Have you ever watched a montage of “coolest this,” or “funniest that?” Why did you do it? Because it gave you some sort of emotional reaction. To me, Michael Bay’s Transformers is the cool montage. I don’t buy a ticket to Transformers looking for filmmaking genius, deep emotions, or even a plausible story. When I buy a ticket to Transformers, I want to see cars transform into robots that could never shrink into the size of a car. I want explosions and destruction and robot fights.
“Good movies” have their place. Their place is everywhere because filmmaking is an amazing medium. In the same breath, filmmaking is a great medium because you can use it to tell the story of Transformers from the planet Cybertron.
Movies like Transformers need to exist. I don’t think Michael Bay sits in his chair deeply saddened that Transformers didn’t get nominated for Best Picture, Screenplay, Actor, or anything else. I’m sure he loves the cash. But I’m also pretty sure he enjoys his ridiculously insane movies that make no sense. The plot is there because no one is going to pay for a ticket to see ONLY a digital robot fight. But people want to see that robot fight.
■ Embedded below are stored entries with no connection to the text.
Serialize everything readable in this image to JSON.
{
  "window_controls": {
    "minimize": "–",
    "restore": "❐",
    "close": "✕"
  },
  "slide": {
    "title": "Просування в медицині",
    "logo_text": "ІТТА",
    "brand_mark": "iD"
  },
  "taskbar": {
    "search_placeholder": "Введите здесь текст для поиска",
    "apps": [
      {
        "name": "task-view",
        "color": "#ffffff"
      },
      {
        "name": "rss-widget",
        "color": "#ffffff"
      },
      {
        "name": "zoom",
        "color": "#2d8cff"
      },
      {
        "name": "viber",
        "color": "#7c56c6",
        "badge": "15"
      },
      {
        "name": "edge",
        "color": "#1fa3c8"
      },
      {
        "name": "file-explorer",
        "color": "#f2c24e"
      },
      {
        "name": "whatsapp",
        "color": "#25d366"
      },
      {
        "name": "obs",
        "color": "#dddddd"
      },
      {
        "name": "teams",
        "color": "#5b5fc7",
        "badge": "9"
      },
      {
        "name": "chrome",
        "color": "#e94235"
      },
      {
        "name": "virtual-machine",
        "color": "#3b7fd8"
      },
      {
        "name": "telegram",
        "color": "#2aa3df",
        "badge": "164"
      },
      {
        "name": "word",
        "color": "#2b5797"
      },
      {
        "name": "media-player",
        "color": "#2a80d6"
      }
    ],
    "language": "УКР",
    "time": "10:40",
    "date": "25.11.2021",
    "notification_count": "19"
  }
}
I want to sit in that seat as my brain wonders what the hell it’s processing. I want to hear Optimus Prime’s power, I want to see Decepticons and Autobots fight it out.
I love Transformers. I will never tell you it’s better than your beloved films because it isn’t. It’s just different. Transformers is a decorated cake. It looks wonderful, but the cake under the fondant isn’t too great. Great films are the cakes from the bakers using their years of experience and love to give you a magical experience. But hell, sometimes you want to be amazed by the spinning, glow-in-the-dark spaceship cake.
Don’t hate on Transformers too hard, it knows it isn’t a masterpiece, nor does it care.